Abstract
C and C++ are the most popular programming languages used to implement browsers,runtime libraries, internet of things devices and operating system kernels. Due to
the important nature of these devices and their software, it is important to identify
security vulnerabilities in the software before adversaries find them. One of the
common low-level vulnerabilities in C/C++ programming languages involves the
misuse of variadic functions. Variadic functions take a variable number of arguments
and pass them to other functions. Misusing variadic functions can lead to memory
safety violations, mismatching of function arguments or can enable execution of
remote code. The most common attack vectors involve providing input that forces
a function in the program to assume it has received more arguments than were
actually passed. This allows the attacker to read and possibly write values on the
control stack, and in effect dynamically patch the code while it is running.
The goal of this research is to develop a theory and proof of concept tool for
the automated detection of variadic functions in stripped binaries and the actual
numbers of arguments passed to that function.

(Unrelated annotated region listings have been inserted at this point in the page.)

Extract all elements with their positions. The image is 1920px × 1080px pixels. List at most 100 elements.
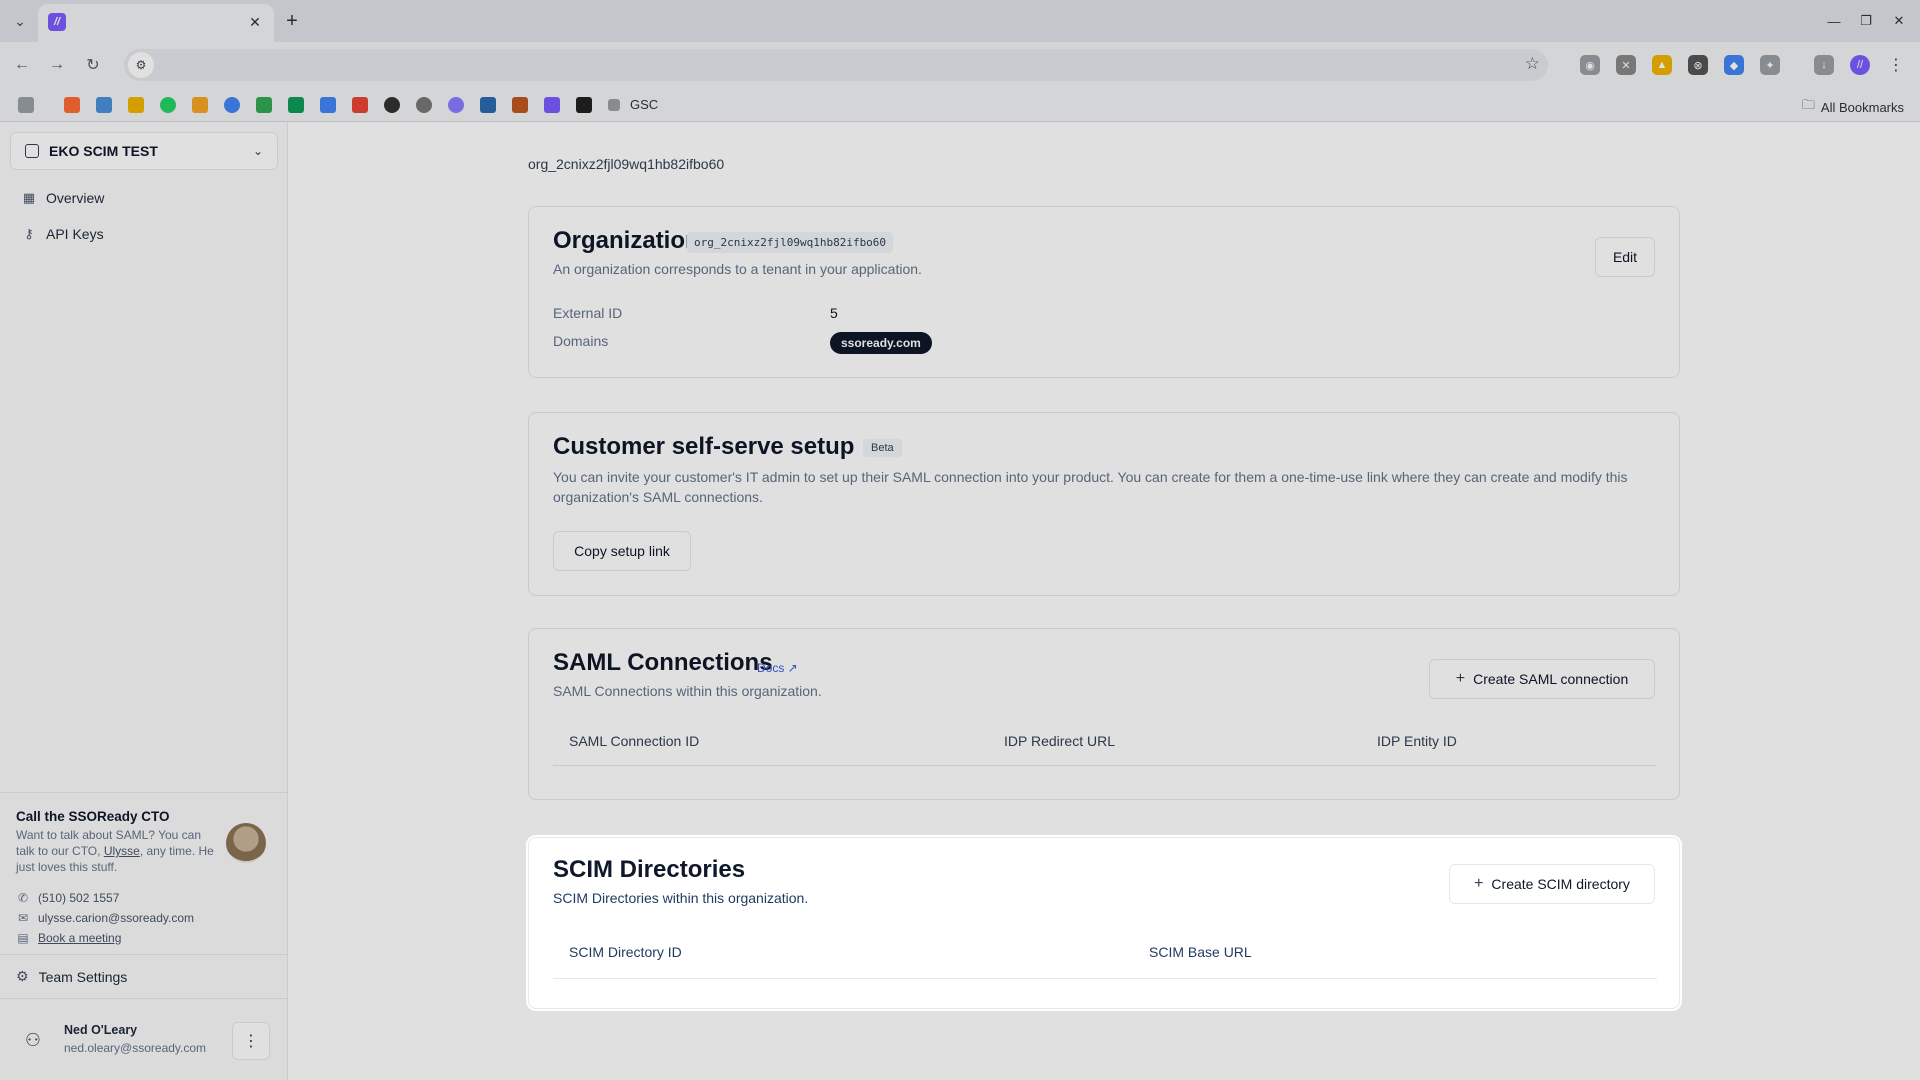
user-menu: ⚇ Ned O'Leary ned.oleary@ssoready.com ⋮: [0, 998, 288, 1080]
bookmark-icon[interactable]: [224, 97, 240, 113]
minimize-window-icon[interactable]: —: [1823, 10, 1845, 32]
back-arrow-icon[interactable]: ←: [9, 52, 35, 78]
key-icon: ⚷: [24, 226, 34, 241]
bookmark-icon[interactable]: [64, 97, 80, 113]
saml-docs-link[interactable]: Docs ↗: [757, 661, 798, 675]
team-settings-label: Team Settings: [38, 968, 128, 985]
cto-book-meeting[interactable]: ▤ Book a meeting: [16, 931, 121, 945]
create-saml-connection-button[interactable]: + Create SAML connection: [1429, 659, 1655, 699]
notion-icon[interactable]: [576, 97, 592, 113]
scim-title: SCIM Directories: [553, 856, 746, 883]
create-scim-label: Create SCIM directory: [1491, 876, 1630, 892]
column-header[interactable]: SAML Connection ID: [569, 733, 699, 749]
extension-icon[interactable]: ▲: [1652, 55, 1672, 75]
bookmark-icon[interactable]: [160, 97, 176, 113]
user-email: ned.oleary@ssoready.com: [64, 1041, 207, 1055]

This technology will enable future automated
patching of vulnerable variadic functions. We implemented an automated
tool, called Detector for identifying variadic functions to assist software developers
and security analysts in pinpointing and repairing vulnerable code. The approach
presented in this dissertation focuses on analyzing stripped binaries, which are those
with all debug and symbol data removed. These binaries represent the difficulty
found in fixing security vulnerabilities in legacy code and third-party libraries, although
they can also be used to represent newly developed software. The target
binaries were compiled by three different compilers: GCC, Clang, and ICC in both
popular Intel x86 and x64 architectures.
Our major contribution in this research is using syntactic and semantic analysis
to detect the variadic functions based on their behavior in the stripped binary code.
Our experimental results indicate that the Detector is more accurate than other existing tools. The average of precision and recall for GCC x64 and x86 are more
than 99%, Clang X64 is around 98%, and ICC X64 is around 94%.